Belarusian authorities upbeat about future cooperation with China
The Belarusian authorities hope to use the visit of President Xi Jinping to demonstrate success of President Lukashenka state policy. They also count on positive impact from the signed agreements on people’s expectations regarding cooperation with China and connected economic growth. However, amid deteriorating socio-economic situation in Belarus, all this upbeat rhetoric is unlikely to increase President Lukashenka’s popular ratings.
On the eve of President Xi Jinping visit to Belarus, President Lukashenka gave an interview to Xinhua, Chinese news agency.
During his two-day visit to Belarus, Xi Jinping is planning to sign the Treaty of Amity and Cooperation and a Joint Declaration after the meeting with Alexander Lukashenka.
Sino-Belarusian meetings at the highest level will have broad media coverage in Belarus. The Belarusian propaganda will try to present this visit as a historical event demonstrating a breakthrough in relations with China. Ahead of the presidential campaign, the Belarusian authorities might try to re-focus on the prospects of economic cooperation with China and on Chinese investment as an impetus for economic development and growth of population’s well-being in the coming years (after the 2015 presidential elections).
Amid economic recession and lowered social protection, the Belarusian authorities might attempt to sell the hope for future economic growth due to Sino-Belarusian cooperation to the population.
China is currently taking a closer look at economies of countries, which may become a part of the ‘Silk Road’, an ambitious Chinese infrastructure project envisaging over USD 40 billion investment. This is a long-term project, which includes several focus areas.
In the interview with Xinhua, President Lukashenka assured that "the Belarusian model” had a lot in common with the Chinese economic model, and underscored the importance of stability.

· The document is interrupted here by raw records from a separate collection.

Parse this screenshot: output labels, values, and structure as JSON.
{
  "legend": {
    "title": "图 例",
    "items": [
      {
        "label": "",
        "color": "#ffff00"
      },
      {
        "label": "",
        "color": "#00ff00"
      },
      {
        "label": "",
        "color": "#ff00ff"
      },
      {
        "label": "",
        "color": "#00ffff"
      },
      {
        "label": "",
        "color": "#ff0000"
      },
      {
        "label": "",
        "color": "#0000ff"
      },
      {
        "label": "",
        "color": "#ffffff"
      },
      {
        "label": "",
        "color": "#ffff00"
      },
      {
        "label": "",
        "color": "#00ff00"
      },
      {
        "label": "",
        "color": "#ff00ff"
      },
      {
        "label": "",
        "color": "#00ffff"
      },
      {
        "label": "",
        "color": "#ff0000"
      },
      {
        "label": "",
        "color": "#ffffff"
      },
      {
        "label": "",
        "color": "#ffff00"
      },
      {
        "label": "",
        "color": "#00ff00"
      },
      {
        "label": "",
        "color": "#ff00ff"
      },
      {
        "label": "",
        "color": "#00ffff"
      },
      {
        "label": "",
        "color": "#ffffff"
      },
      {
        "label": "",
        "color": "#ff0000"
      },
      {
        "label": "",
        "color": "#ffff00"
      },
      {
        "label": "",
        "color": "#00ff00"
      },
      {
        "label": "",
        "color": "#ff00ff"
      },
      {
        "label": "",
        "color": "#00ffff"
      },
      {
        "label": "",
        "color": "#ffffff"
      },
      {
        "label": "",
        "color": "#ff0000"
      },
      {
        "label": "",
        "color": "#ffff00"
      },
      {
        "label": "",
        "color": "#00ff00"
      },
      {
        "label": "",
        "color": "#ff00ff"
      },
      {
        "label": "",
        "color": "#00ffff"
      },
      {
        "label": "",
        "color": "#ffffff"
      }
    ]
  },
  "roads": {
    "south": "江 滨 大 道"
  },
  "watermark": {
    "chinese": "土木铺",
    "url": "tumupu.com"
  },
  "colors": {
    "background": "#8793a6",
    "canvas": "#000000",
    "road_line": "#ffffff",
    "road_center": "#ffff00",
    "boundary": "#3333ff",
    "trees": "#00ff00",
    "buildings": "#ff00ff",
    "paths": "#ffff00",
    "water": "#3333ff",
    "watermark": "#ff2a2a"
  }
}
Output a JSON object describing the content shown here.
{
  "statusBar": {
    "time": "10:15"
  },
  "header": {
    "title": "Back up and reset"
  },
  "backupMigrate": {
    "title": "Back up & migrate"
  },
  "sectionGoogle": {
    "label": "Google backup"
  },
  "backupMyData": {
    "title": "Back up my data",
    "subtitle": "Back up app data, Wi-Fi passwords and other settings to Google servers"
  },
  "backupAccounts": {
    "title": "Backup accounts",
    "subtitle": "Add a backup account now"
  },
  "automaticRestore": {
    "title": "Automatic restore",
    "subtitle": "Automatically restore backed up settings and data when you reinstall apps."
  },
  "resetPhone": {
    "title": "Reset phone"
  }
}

In addition, the president underscored the similarity of views on political issues between the countries, however, for China that was not a priority issue. Since the 1980s, Beijing has been promoting the ‘openness to the world’ concept, which envisages pragmatic cooperation with all types of political regimes, if it is beneficial for China. Yet in the late 1990s, Beijing persuaded Minsk to accept ‘one China’ policy, aiming against Taiwan independence, and ensured the lack of criticism of Chinese policy in Tibet.
The Belarusian authorities have repeatedly voiced their hopes for deeper cooperation with China, which in their viewpoint should stimulate economic development in Belarus. Meanwhile, Belarus still has not used the USD 15 billion loan allocated by Beijing. In addition, some jointly implemented Sino-Belarusian projects had negative effects (eg cement industry modernization). Belarusian companies do not show a high interest in tied Chinese loans – mainly due to the poor quality of equipment supplied from China. Moreover, Sino-Belarusian trade balance has not improved – imports from China make between 75%-85% of the total turnover.
In addition, the Belarusian authorities hope to step up the development of the ‘Great Stone’, Sino-Belarusian industrial park, which until now has been rather idle. For example, Chinese company China Merchants Group said it would invest up to USD 500 million in a large logistics centre near Minsk – a platform for economic hub of the Silk Road project – by 2020.
Belarus is unlikely to improve its economic situation significantly in the coming three/four years thanks to deeper Sino-Belarusian economic and political cooperation.
President Lukashenka continues to rotate staff and rejuvenate heads of departments and universities following new appointments in regional administrations. Apparently, new Information Minister Karliukevich could somewhat relax the state policy towards the independent media and introduce technological solutions for retaining control over Belarus’ information space. New rectors could strengthen the trend for soft Belarusization in the regions and tighten the disciplinary and ideological control over the student movement in the capital.
President Lukashenka has appointed new ministers of culture and information, the new rector of the Belarusian State University and heads of three universities, assistants in the Minsk and Vitebsk regions.
The new Information Minister Karliukevich is likely to avoid controversial initiatives similar to those former Minister Ananich was famous for, however, certainly within his capacities. Nevertheless, the appointment of Belarusian-speaking writer Karliukevich could be regarded as the state’s cautious attempt to relax environment in the media field and ensure the sovereignty of national media.
The Belarusian leadership has consolidated the trend for mild Belarusization by appointing a young historian and a ‘reasonable nationalist’, Duk as the rector at the Kuleshov State University in Mogilev. Meanwhile, while choosing the head of the Belarusian State University, the president apparently had in mind the strengthening of the ideological loyalty among the teaching staff and students at the main university in order to keep the youth movement at bay. Previously, Korol was the rector of the Kupala State University in Grodno, where he held purges among the disloyal teaching staff.
The trend for the renewal of mid-ranking executives and their rejuvenation has confirmed. The age of the Culture Minister and three new rectors varies from 39 to 44 years old.